Republicans change Senate rules to clear way for Trump court pick

Neil Gorsuch

US Republicans swatted away decades of tradition Thursday by changing Senate rules to ensure Neil Gorsuch's confirmation to the Supreme Court, bypassing the first-ever successful opposition block on a high-court nominee.

President Donald Trump's pick, embraced by conservatives but opposed by most Democrats, failed to receive the 60 votes necessary to end debate on his nomination and move to a simple majority confirmation vote in the 100-seat Senate.

In response, Senate Majority Leader Mitch McConnell moved to change the rules to ensure that a simple majority suffices to advance Gorsuch -- and all subsequent Supreme Court nominees -- from the debate to a confirmation vote.

The rule change -- known as the "nuclear option" -- was approved along party lines in the Republican-controlled Senate, landing like a political earthquake in a chamber already straining to adhere to its traditions of consensus and bipartisanship.

"Our Democrat colleagues have done something today that is unprecedented in the history of the Senate," McConnell said in seeking to justify his potentially far-reaching step.

"Unfortunately, it has brought us to this point. We need to restore the norms and traditions of the Senate and get past this unprecedented partisan filibuster."

From this point on, any effort in the Senate to hold up a presidential nominee can be overcome with a simple majority.

That is what happened minutes after the rule change, with the Senate voting again to advance Gorsuch's nomination -- this time successfully, by a vote of 55 to 45.

A final confirmation vote on Gorsuch is now set for Friday.

The tit-for-tat maneuvers -- filibuster followed by nuclear option -- are almost certain to change the tone and temper of the Senate, and lead to more fringe high-court justices being approved on either political side.

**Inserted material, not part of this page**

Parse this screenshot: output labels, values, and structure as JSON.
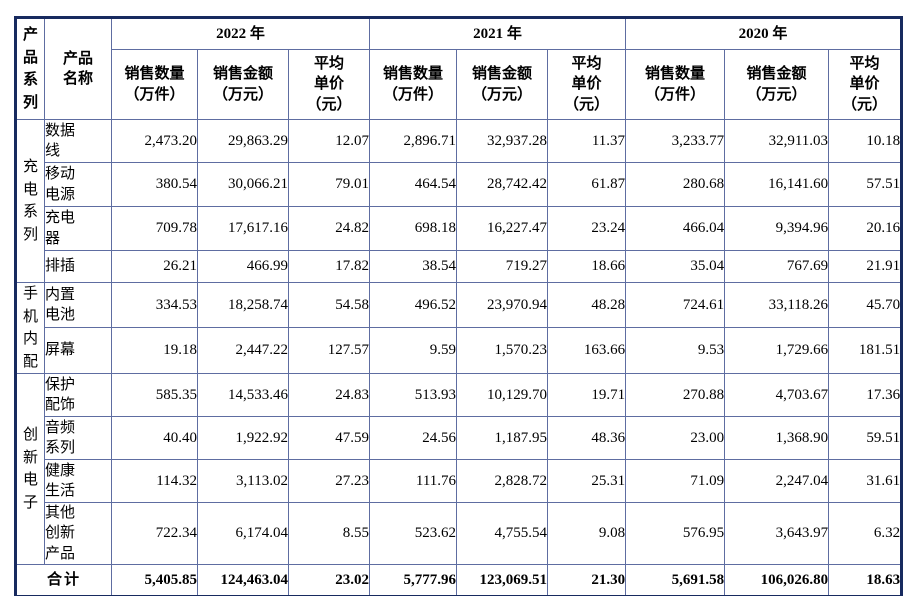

Top Senate Democrat Chuck Schumer pointed the finger at Republicans, but said he took "no solace" in blaming his political rivals because the consequences of the change will be so dramatic.

"The nuclear option means the end of a long history of consensus on Supreme Court nominations," he said ahead of the vote, describing the Senate's ability to use the 60-vote threshold as "the guardrail of our democracy."

"The answer is not to undo the guardrails, the rules. It's to steer back to the middle, and get a more mainstream candidate."

'Talking past each other'

Most Democrats remain livid with Republican leaders for refusing to even give a hearing to Merrick Garland, the judge nominated last year by Barack Obama to fill the Supreme Court seat of conservative justice Antonin Scalia who died in February 2016.

McConnell and his fellow Republicans expressed no interest in Trump going back to the drawing board to find a new nominee in the face of Democratic resistance.

But several in the party did voice concerns about changing the rules of what they proudly refer to as "the world's greatest deliberative body."

"We are in a terrible place," a somber Senator John McCain, the 2008 Republican presidential nominee, said late Wednesday on the floor.

"What we are poised to do at the end of this week will have tremendous consequences and I fear that someday we will regret what we're about to do."

Nevertheless McConnell and company forged ahead, infuriated by Democrats' insistence on filibustering what Republicans consider a mainstream Supreme Court nominee.

"We're just talking past each other," Democrat Schumer lamented, as he sought in vain to pull his colleagues back from the brink.

Senator Richard Blumenthal warned of the "enduring fallout and rippling repercussions" of Thursday's moves.

"Sadder than anything is the damage caused to two pillars of democracy: the Supreme Court and the Senate itself," the Democrat said in a withering post-vote statement.

"Respect and trust for the Court -- so essential for the practical force of its rulings -– has been gravely undermined by raw political conflict."